The new guidelines should be designed by a group which includes doctors who treat TBDs (ILADS members), and citizens who have been treated for LYME disease, and should allow treatment to continue until the patient and his doctor are convinced that the symptoms have abated and treatment is no longer necessary.
The testing process should be based, as much as possible, on finding actual bacteria or their toxins, not merely on whether the subject’s immune system is producing the antibodies that the test somewhat arbitrarily decides is the only way to indicate the patient has Lyme disease.

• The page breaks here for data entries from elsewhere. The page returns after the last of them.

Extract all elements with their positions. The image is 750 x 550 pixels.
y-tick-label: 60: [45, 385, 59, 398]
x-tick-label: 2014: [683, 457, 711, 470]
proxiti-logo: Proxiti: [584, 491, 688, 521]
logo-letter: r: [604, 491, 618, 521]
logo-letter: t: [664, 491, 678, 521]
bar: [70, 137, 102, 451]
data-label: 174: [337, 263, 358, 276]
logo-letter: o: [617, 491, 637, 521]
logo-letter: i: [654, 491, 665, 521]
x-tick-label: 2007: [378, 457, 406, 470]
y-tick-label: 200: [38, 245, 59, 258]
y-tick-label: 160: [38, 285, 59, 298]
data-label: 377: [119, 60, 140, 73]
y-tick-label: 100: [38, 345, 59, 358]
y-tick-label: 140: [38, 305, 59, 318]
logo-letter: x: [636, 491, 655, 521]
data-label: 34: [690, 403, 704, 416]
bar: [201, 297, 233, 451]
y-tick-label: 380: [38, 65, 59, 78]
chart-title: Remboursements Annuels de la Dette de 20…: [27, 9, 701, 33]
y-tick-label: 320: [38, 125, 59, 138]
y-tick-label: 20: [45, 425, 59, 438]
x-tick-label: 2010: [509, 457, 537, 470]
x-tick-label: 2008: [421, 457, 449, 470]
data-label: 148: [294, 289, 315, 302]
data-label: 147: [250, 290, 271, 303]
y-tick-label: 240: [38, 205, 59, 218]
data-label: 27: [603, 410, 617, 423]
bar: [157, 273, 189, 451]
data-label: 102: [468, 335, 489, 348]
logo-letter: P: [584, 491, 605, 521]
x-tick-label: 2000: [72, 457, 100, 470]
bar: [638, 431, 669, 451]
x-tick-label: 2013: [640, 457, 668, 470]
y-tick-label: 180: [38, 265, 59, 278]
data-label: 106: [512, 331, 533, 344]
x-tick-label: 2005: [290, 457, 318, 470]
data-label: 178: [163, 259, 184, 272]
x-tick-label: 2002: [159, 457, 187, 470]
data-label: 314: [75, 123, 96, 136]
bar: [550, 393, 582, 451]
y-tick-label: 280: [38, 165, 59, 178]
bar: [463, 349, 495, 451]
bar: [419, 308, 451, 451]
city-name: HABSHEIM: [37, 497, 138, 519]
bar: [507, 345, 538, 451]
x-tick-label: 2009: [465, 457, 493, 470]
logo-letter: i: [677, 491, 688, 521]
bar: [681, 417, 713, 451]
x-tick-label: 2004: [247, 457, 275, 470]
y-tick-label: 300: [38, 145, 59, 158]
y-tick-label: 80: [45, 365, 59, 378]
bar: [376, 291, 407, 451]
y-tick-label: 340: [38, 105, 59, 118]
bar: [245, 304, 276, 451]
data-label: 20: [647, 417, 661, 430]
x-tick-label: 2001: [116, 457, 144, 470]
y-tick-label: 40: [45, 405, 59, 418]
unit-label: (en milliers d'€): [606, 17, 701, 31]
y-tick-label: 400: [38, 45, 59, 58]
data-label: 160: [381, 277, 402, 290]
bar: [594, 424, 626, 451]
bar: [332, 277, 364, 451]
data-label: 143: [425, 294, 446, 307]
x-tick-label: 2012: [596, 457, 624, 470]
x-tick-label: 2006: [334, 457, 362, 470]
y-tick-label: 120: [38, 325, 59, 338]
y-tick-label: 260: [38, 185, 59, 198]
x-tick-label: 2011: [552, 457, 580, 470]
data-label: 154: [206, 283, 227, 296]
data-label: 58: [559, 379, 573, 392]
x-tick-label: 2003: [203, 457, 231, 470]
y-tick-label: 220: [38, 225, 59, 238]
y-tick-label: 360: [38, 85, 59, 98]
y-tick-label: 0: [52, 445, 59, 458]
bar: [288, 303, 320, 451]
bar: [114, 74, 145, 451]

Citizens’ health and comfort should be the primary concern; pain and suffering must be battled by a moral society.
Thank you.
Robert Morgenstern
I had Lyme, Babesiosis, Mycoplasma, Herpes simplex. There needs to be included Ilads researchers and Dr. Garth Nicolson. I was on antibiotics for 9 years. Permission need to give MDs discretion to use antibiotics long term. Get rid of ISDA current protocol for Lyme.
Quest did my first 2 tests. Both Elisa’s positive…yet WB negative. These took 72 hrs or less to preform. Short turn around for decision in such a delicate matter. There was no fact sheet regarding ‘vector’ encounter included to the lab. Where as Igenex has had my blood studying it for three weeks. According to CDC the longer you have had the spirochetes the more apt the buggers will morph and give different shapes and patterns. Specimens must be handled properly, smeared, cultured, dyed accordingly and observed for a set amount of time. Let’s get a set “Standard” for this delicate procedure when the fate of many people is at stake. The diseases associated with vectors is world wide and poses a threat to our children’s children.
Are all these meetings different? The MayDay Project was supposed to meet with the IDSA as well.
The MayDay Project is planning several events in late April & early May. These include protest demonstrations outside the IDSA headquarters. More information about that at their website.
The IDSA itself has started a review process for its Lyme guidelines. According to the Institute of Medicine (which has no actual power in the situation, but gives out advice) the guidelines panel should include a “patient representative” who has experience with the disease. It should also include professionals who hold varying viewpoints on the matter under discussion.
The IDSA says it is following the IOM’s recommendation for the makeup of the panel. Yet the “patient representative” they have chosen personally told me that she has no experience with Lyme disease and knows nothing about it. The IDSA has also excluded anybody from ILADS. The panel also includes researchers from the 2006 panel, who were found to have conflicts-of-interest last time (and presumably still have them).
The IOM also says that the panel should consider “outcomes important to patients.” That’s where our survey comes in. We are asking Lyme patients what outcomes are most important to them. We plan to compile the info and give it to the IDSA, federal and state legislators, the news media, and the public. We aim to hold the IDSA’s feet to the fire.